Tuesday, December 11, 2007

Infertility doesn’t stop when you're pregnant

It has often been confusing to me being pregnant. Not the pregnancy, that’s been something where I’ve felt afraid the whole time that something will go wrong…no, I’m talking about the signs of visible fertility. Kami has a post about this that got me thinking about it even more. Sometimes I feel very uncomfortable – like when the lady on the street corner asked me my due date and then told me to be careful because there were women out there who could not get pregnant so they might want to steel my baby, possibly even cut it out of my stomach. I’m not kidding. It was so absurd. And of course I am one of those women who could not get pregnant. Could not until DE and even then, it’s not a given. I got lucky. Finally.

I straddle both worlds. Once my husband and I started having our fertility problems five years ago we slowly withdrew from the people we know who were pregnant, or had children. It was just too painful to be around them or to hear them talk about their babies etc. It was our effort at self-protection. And it sort of worked. When I spoke to friends over the phone and they started in with baby related talk I would not go along for the ride because it left me in tears after hanging up. Rather I started saying things like, oh wow, I didn’t realize the time, I’ve got to go, or some version of that. It was much better than going along.

Now we are pregnant and I found myself reluctant to speak about the pregnancy because I remember and know all too well how painful it is to hear about pregnancy and babies if you want them. I do this, apparently to a fault. One friend actually asked my husband if everything was ok with the baby because I never talk about it. She is single and in her 30’s and I just didn’t talk much about it because I didn’t want her to be upset. Same with the other friends of ours who do not have kids or are not in relationships. The interesting thing is that she, unlike me, wants to hear about it. Which means, as Kami discusses in her post (and others discuss in the comments), that it is better to ask and be honest with people. So in that spirit: I grapple with how much to talk about my pregnancy online because I know when I wasn’t pregnant there were many days when I just couldn’t read about someone who was, and then there were the days when reading about someone who’d been through so many hurdles and was finally pregnant gave me great hope. I try to strike a balance here, if I haven’t please let me know.

Ultimately I don’t think infertility stops when something works be it a pregnancy or an adoption or the decision, as some make, to get off the roller coaster completely. Infertility changes all of us and makes us who we are, or will become. I think I am a better person today for all that I’ve been through (and will continue to experience) hopefully more empathetic and sensitive to those around me. I am continually reminded to take nothing for granted. Especially this online community.

5 comments:

Anonymous said...

Great observation, Stacy, and yeah... I don't think you ever get over this, if you're honest with yourself. It's just something you learn to live with.

Unless you're one of the women — and they're out there — who keep this a TOTAL secret, even from the child. Shudder.

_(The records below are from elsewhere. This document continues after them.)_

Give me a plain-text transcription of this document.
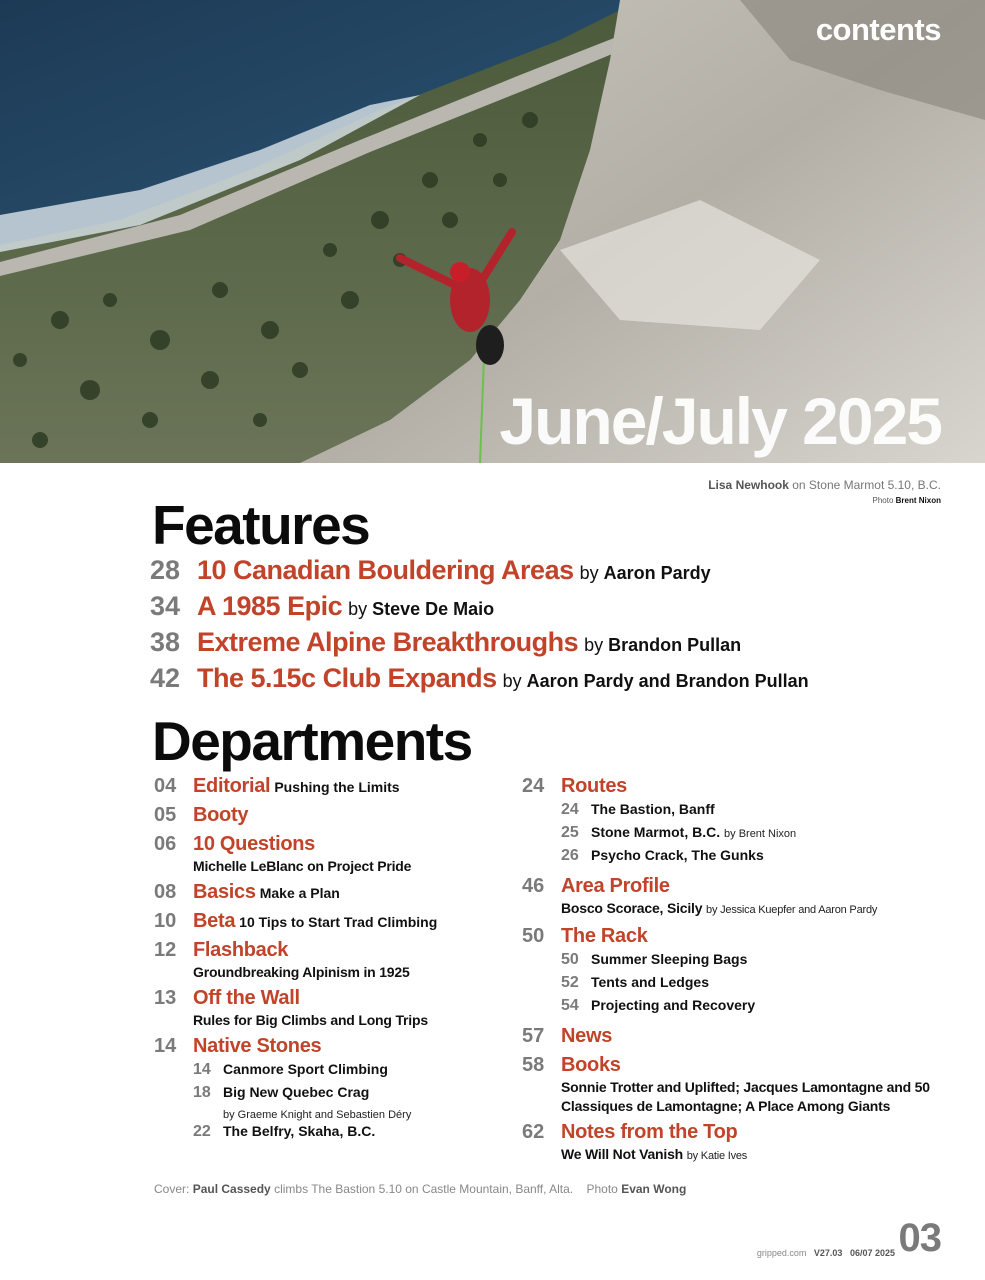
contents
June/July 2025
Lisa Newhook on Stone Marmot 5.10, B.C.
Photo Brent Nixon
Features
28 10 Canadian Bouldering Areas by Aaron Pardy
34 A 1985 Epic by Steve De Maio
38 Extreme Alpine Breakthroughs by Brandon Pullan
42 The 5.15c Club Expands by Aaron Pardy and Brandon Pullan
Departments
04 Editorial Pushing the Limits
05 Booty
06 10 Questions
Michelle LeBlanc on Project Pride
08 Basics Make a Plan
10 Beta 10 Tips to Start Trad Climbing
12 Flashback
Groundbreaking Alpinism in 1925
13 Off the Wall
Rules for Big Climbs and Long Trips
14 Native Stones
14 Canmore Sport Climbing
18 Big New Quebec Crag
by Graeme Knight and Sebastien Déry
22 The Belfry, Skaha, B.C.
24 Routes
24 The Bastion, Banff
25 Stone Marmot, B.C. by Brent Nixon
26 Psycho Crack, The Gunks
46 Area Profile
Bosco Scorace, Sicily by Jessica Kuepfer and Aaron Pardy
50 The Rack
50 Summer Sleeping Bags
52 Tents and Ledges
54 Projecting and Recovery
57 News
58 Books
Sonnie Trotter and Uplifted; Jacques Lamontagne and 50 Classiques de Lamontagne; A Place Among Giants
62 Notes from the Top
We Will Not Vanish by Katie Ives
Cover: Paul Cassedy climbs The Bastion 5.10 on Castle Mountain, Banff, Alta. Photo Evan Wong
gripped.com V27.03 06/07 2025 03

The freakish woman on the corner might be from my home town... something like that actually happened there, believe it or not. But it's not something I'd say to a pregnant woman, for god's sake.

Thanks for stopping by, and I will look forward to reading your posts as things continue — hopefully all smoothly!

Anonymous said...

oops, my address is onwardandsideways.wordpress.com... : P

Kami said...

First, thanks for linking to my post.

Second, this is very well said. I sometimes feel embarrassed to admit that I am pregnant and I am not even sure why, but suspect it is because I have spent so much time withdrawing from others who are pregnant.

"Ultimately I don’t think infertility stops when something works be it a pregnancy or an adoption or the decision, as some make, to get off the roller coaster completely"

Something else I am realizing more an more every day. Thanks for putting in to words what I have been feeling.

Lisa said...

I understand what you mean. I don't quite feel reluctant to share other than the stupid fear of jynxing myself but I do feel conscious of older or single women and I am always dying to ask them so I can say "me too" and hopefully make them feel better. The first thing I would do is direct someone to this incredible source of blog support.

I had a friend who seemed to shun me when she became pregnant after IVF because she was afraid of how I would feel. I tried to express my genuine happiness for her and interest in her progress but she just never came around. It hurt my feelings and I felt like I lost a great source of support because of her issues and projection on me.

Honesty has to be the best way.

Anonymous said...

About the lady on the street corner . . . someone actually made a comment like that to me, though I think it was along the lines of someone stealing the baby after it was born. And this person knew all about my struggles with infertility. I guess once I became pregnant (DE also), I became one of "them" as far as she was concerned. Not hardly.